Anyway we strolled back to the metro and got off the no. 10 at Cardinal Lemoine so we could walk down Rue Mouffetard, one of the funkiest streets we have found in the city so far – and definitely one of our favorites (it helps that our apartment is on one side and the Sorbonne is on the other I suppose). We stopped to have an aperitif at a cool little café on the Place Contrescarpe, just around the corner from where Hemingway and his first wife Hadley lived in the early 1920s, at 74 rue Cardinal Lemoine (although he actually did his writing in a nearby hotel room at 36 Rue Descartes).


We sat and talked and watched this corner of the world go about its business of life. Although it seemed quiet here there was a buzz of activity. It wasn’t nearly as distracting or imposing as we had just witnessed minutes before near Notre Dame where human herds grazed back and forth in front of the cathedral; all eyes tilted upward at a 45 degree angle, hands clasping tiny digital cameras furiously snapping photos of the stone bulk – while at their very feet were the original medieval streets laid out in neat stone patterns, their names carved into the pavement.(photo: bar on Place Contrescarpe.)


After leaving the cafe we strolled down Rue Mouffetard. Along the way we both commented on how many more shops we open now than when we were here some weeks ago. In the space of a just a few short blocks, we counted 4 fromageries (cheese shops), several open-air markets, especially toward the end of the “Mouffe” as we approached Rue Censier. Along here are also some of the coolest women’s clothing shops. Susan is very picky about her clothes and there are two or three that always draw her like a magnet, with their bold colors, funky styles without being gauche (“left”) and great prices.
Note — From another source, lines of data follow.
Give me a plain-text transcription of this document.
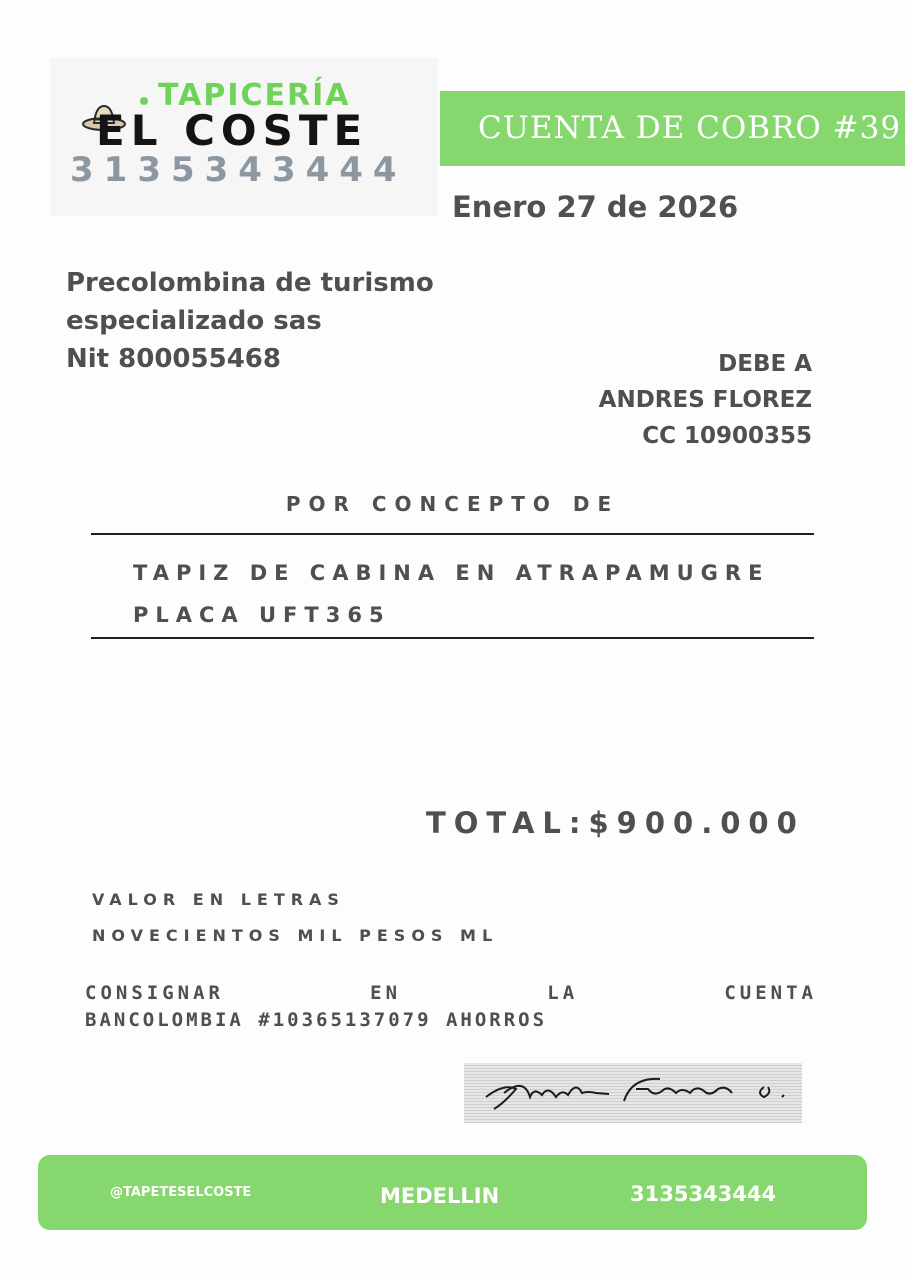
TAPICERÍA
EL COSTE
3135343444
CUENTA DE COBRO #39
Enero 27 de 2026
Precolombina de turismo
especializado sas
Nit 800055468	DEBE A
ANDRES FLOREZ
CC 10900355
POR CONCEPTO DE
TAPIZ DE CABINA EN ATRAPAMUGRE
PLACA UFT365
TOTAL:$900.000
VALOR EN LETRAS
NOVECIENTOS MIL PESOS ML
CONSIGNAR	EN	LA	CUENTA
BANCOLOMBIA #10365137079 AHORROS
@TAPETESELCOSTE	MEDELLIN	3135343444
Anyway we’re lucky that this area is so close to our apartment. (photo: a street rotisserie, beef on top, chicken in the middle and potatoes on the very bottom roasting in the juices of the meats!)

Later in the evening Susan made pizza -- our first in Paris actually – topped with “mergez” sausage, roasted chicken, cherry tomatoes and mozzarella (“bocconcini”) from the Italian cheese shop, which is of course across the street, like everything else!